Why? Nina thought. Why did I glimpse that? Why Caleb? Why now?

She took the masks and slowly backed away, shaking her head, clearing that nagging sight, when something else, something that suddenly blossomed like an exploding fireworks display in her mind…

Two sets of small hands, gripped by larger ones, held in a grandfatherly grasp.

Two hands… belonging to two boys.

Two scared boys, looking out over a harbor from a great height, gazing out at hundreds of boats while a raspy voice whispered of destiny.

Nina trembled.

She coughed, fell to her knees, heaving. Gasping.

What… the hell… was that?

She closed her eyes, but the visions were gone, leaving behind nothing but wispy shadows.

She gathered up the masks and stumbled back to Montross.

They pushed off as Nina stood behind the rowers, Hiltmeyer and Harris. She had a gun in each hand, the Beretta in her left, the muzzles at the back of their heads, and she couldn’t help but feel like a slave master on the old Roman galleons, ready to execute whoever dropped out of pace first.

Harris complained through his makeshift face mask of his torn sleeve tied around his neck and across his mouth. Colonel Hiltmeyer only rowed in silence, his eyes burning as each stroke released fumes that stung at his eyes.

“What next?” Montross asked.

Alexander sat in the front, gas mask wrapped extra tight around his head. He held up a hand. Then pointed. “Hug the right wall.”

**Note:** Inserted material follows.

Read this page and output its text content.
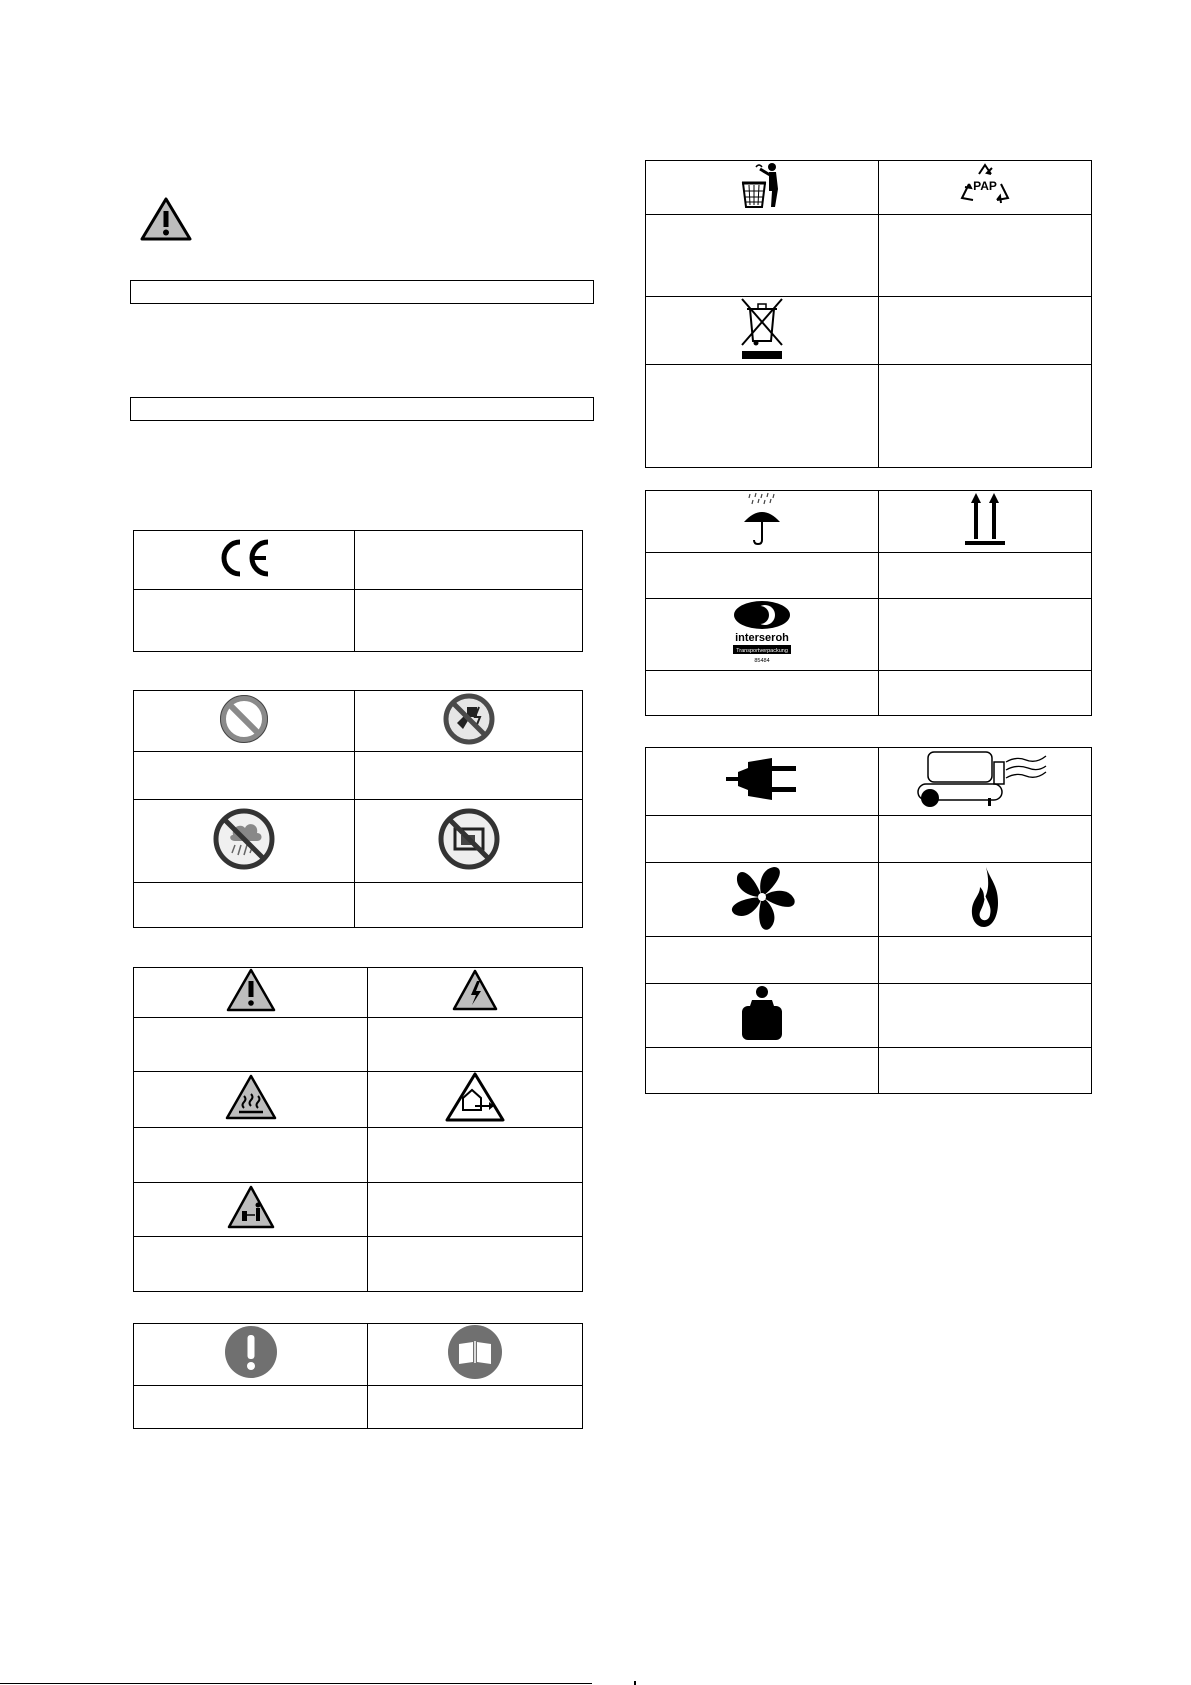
PAP

interseroh
Transportverpackung
85484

Nina nudged the gun against Harris’s head, prodding him to row harder, pushing the boat in that direction.

“Farther,” Alexander said, scanning the rooftop as nervousness crept into his voice. “Otherwise we’re bowling pins.”

Montross directed his flashlight along the ceiling, locating a huge round ball tucked into a niche in the center, to their left now as they steered around it. “Good catch, kid. What else?”